By Samuel Mattison
Alabama Political Reporter
The recent embracement of Republican Senate candidate Roy Moore by key Republicans has been met with a backlash from some of the party’s most influential members.
It began on Monday when President Donald Trump broke his silence on Moore and endorsed him outright in a tweet.
Previously, the president had a non-committal position on Moore and his recent allegations of sexual misconduct with teenagers as a man in his 30s.
Since the allegations first reported by the Washington Post, two more women have come forward alleging Moore pursued relationships with them while they were underaged.
The Moore campaign has denied the allegations, and have said the allegations are a targeted effort to undermine his candidacy.
The president’s endorsements come after Republicans narrowly passed a tax reform bill out of the Senate. The passage was clearly present in the president’s endorsement in which Trump once again took a swipe at Moore’s Democratic opponent, Doug Jones, for his left-leaning views.
“Democrats refusal to give even one vote for massive Tax Cuts is why we need Republican Roy Moore to win in Alabama,” Trump tweeted early Monday morning. “We need his vote on stopping crime, illegal immigration, Border Wall, Military, Pro Life, V.A., Judges 2nd Amendment and more. No to Jones, a Pelosi/Schumer Puppet!”
Along with the president’s endorsement, came the support of the Republican National Committee, which had previously cut a fundraising venture with Moore. Alabama Republican Party Chairman Terry Lathan confirmed through a press release on Tuesday that the Committee had sent money for Moore to the state party.
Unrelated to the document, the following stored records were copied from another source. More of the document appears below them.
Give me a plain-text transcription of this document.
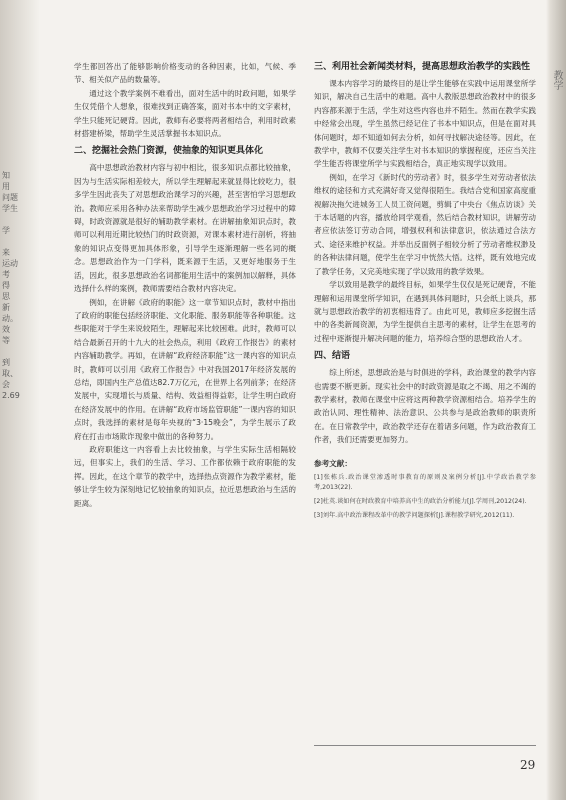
知
用
问题
学生

学

来
运动
考
得
思
新
动。
效
等

到
取、
会
2.69
教学

学生都回答出了能够影响价格变动的各种因素，比如，气候、季节、相关似产品的数量等。

通过这个教学案例不难看出，面对生活中的时政问题，如果学生仅凭借个人想象，很难找到正确答案，面对书本中的文字素材，学生只能死记硬背。因此，教师有必要将两者相结合，利用时政素材搭建桥梁，帮助学生灵活掌握书本知识点。

二、挖掘社会热门资源，使抽象的知识更具体化

高中思想政治教材内容与初中相比，很多知识点都比较抽象，因为与生活实际相差较大，所以学生理解起来就显得比较吃力，很多学生因此丧失了对思想政治课学习的兴趣，甚至害怕学习思想政治。教师应采用各种办法来帮助学生减少思想政治学习过程中的障碍，时政资源就是很好的辅助教学素材。在讲解抽象知识点时，教师可以利用近期比较热门的时政资源，对课本素材进行剖析，将抽象的知识点变得更加具体形象，引导学生逐渐理解一些名词的概念。思想政治作为一门学科，既来源于生活，又更好地服务于生活，因此，很多思想政治名词都能用生活中的案例加以解释，具体选择什么样的案例，教师需要结合教材内容决定。

例如，在讲解《政府的职能》这一章节知识点时，教材中指出了政府的职能包括经济职能、文化职能、服务职能等各种职能。这些职能对于学生来说较陌生，理解起来比较困难。此时，教师可以结合最新召开的十九大的社会热点，利用《政府工作报告》的素材内容辅助教学。再如，在讲解“政府经济职能”这一课内容的知识点时，教师可以引用《政府工作报告》中对我国2017年经济发展的总结，即国内生产总值达82.7万亿元，在世界上名列前茅；在经济发展中，实现增长与质量、结构、效益相得益彰，让学生明白政府在经济发展中的作用。在讲解“政府市场监管职能”一课内容的知识点时，我选择的素材是每年央视的“3·15晚会”，为学生展示了政府在打击市场欺诈现象中做出的各种努力。

政府职能这一内容看上去比较抽象，与学生实际生活相隔较远，但事实上，我们的生活、学习、工作都依赖于政府职能的发挥。因此，在这个章节的教学中，选择热点资源作为教学素材，能够让学生较为深刻地记忆较抽象的知识点，拉近思想政治与生活的距离。

三、利用社会新闻类材料，提高思想政治教学的实践性

课本内容学习的最终目的是让学生能够在实践中运用课堂所学知识，解决自己生活中的难题。高中人教版思想政治教材中的很多内容都来源于生活，学生对这些内容也并不陌生。然而在教学实践中经常会出现，学生虽然已经记住了书本中知识点，但是在面对具体问题时，却不知道如何去分析，如何寻找解决途径等。因此，在教学中，教师不仅要关注学生对书本知识的掌握程度，还应当关注学生能否将课堂所学与实践相结合，真正地实现学以致用。

例如，在学习《新时代的劳动者》时，很多学生对劳动者依法维权的途径和方式充满好奇又觉得很陌生。我结合党和国家高度重视解决拖欠进城务工人员工资问题，剪辑了中央台《焦点访谈》关于本话题的内容，播放给同学观看，然后结合教材知识，讲解劳动者应依法签订劳动合同，增强权利和法律意识，依法通过合法方式、途径来维护权益。并举出反面例子相较分析了劳动者维权渺及的各种法律问题，使学生在学习中恍然大悟。这样，既有效地完成了教学任务，又完美地实现了学以致用的教学效果。

学以致用是教学的最终目标，如果学生仅仅是死记硬背，不能理解和运用课堂所学知识，在遇到具体问题时，只会纸上谈兵，那就与思想政治教学的初衷相违背了。由此可见，教师应多挖掘生活中的各类新闻资源，为学生提供自主思考的素材，让学生在思考的过程中逐渐提升解决问题的能力，培养综合型的思想政治人才。

四、结语

综上所述，思想政治是与时俱进的学科，政治课堂的教学内容也需要不断更新。现实社会中的时政资源是取之不竭、用之不竭的教学素材，教师在课堂中应将这两种教学资源相结合。培养学生的政治认同、理性精神、法治意识、公共参与是政治教师的职责所在。在日常教学中，政治教学还存在着诸多问题，作为政治教育工作者，我们还需要更加努力。

参考文献：
[1]张栋兵.政治课堂渗透时事教育的原则及案例分析[J].中学政治教学参考,2013(22).
[2]杜英.谈如何在时政教育中培养高中生的政治分析能力[J].学周刊,2012(24).
[3]刘年.高中政治课程改革中的教学问题探析[J].课程教学研究,2012(11).
29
Even Senate Majority Leader Mitch McConnell, who previously called for Moore’s withdraw, moderated his position Sunday saying that voters in Alabama should “make the call.”
While Moore has enjoyed support from some Washington Republicans, others have flatly rejected the firebrand Senate candidate and highlight a growingly divided Republican party.
Sen. Jeff Flake, a Republican from Arizona, responded to the president’s endorsement by writing a $100 check to Jones declaring “Country over party” in the memo of the check.
Flake, who announced his retirement earlier this year, has been a staunch critic of Moore, calling on him to resign since the allegations by the Washington Post were first reported.
Mitt Romney, the former Republican governor of Massachusetts and 2012 GOP presidential candidate, offered his own comments blasting Moore.
“Roy Moore in the US Senate would be a stain on the GOP and on the nation,” Romney tweeted. “Leigh Corfman and other victims are courageous heroes. No vote, no majority is worth losing our honor, our integrity.”
Sen. Cory Gardner, a Republican from Colorado and chairman of the National Republican Senatorial Committee, has remained silent on Moore’s return to favor with the RNC, but according to filings from the Federal Elections Commission has not joined the RNC’s effort to fund Moore’s campaign
Gardner previously called for Moore’s withdraw and even suggested that he would be expelled from the Senate if he won the election.
The former chief justice of the state Supreme Court, never one to not answer a challenge, responded in his usual pugnacious way with tweets directed at his detractors.
Moore called for more donations in the wake of Flake’s donation to Jones’ campaign and took the opportunity to question the Arizona senator’s record on immigration. Moore was equally dismissive to Romney in a afternoon tweet on Monday.
“Either [Mitt Romney] has lost his courage or he doesn’t care about truth anymore,” Moore wrote. “Sad day! America’s reawakening was led by [Donald Trump], not you Mitt.”
Moore is still confident that he will win the election on Tuesday, despite polls showing a rather tight race between him and Jones. Instead Moore has taken an approach that implicates National Republicans and national media in a conspiracy to undermine his campaign in a recent email to supporters.
“Worse yet, at the same time, the Republican establishment and the media continue to viciously attack my character and drag me through the mud without any facts to back up their outrageous statements,” the email read.
Moore and Jones face off in less than a week for one of Alabama’s U.S. Senate seats.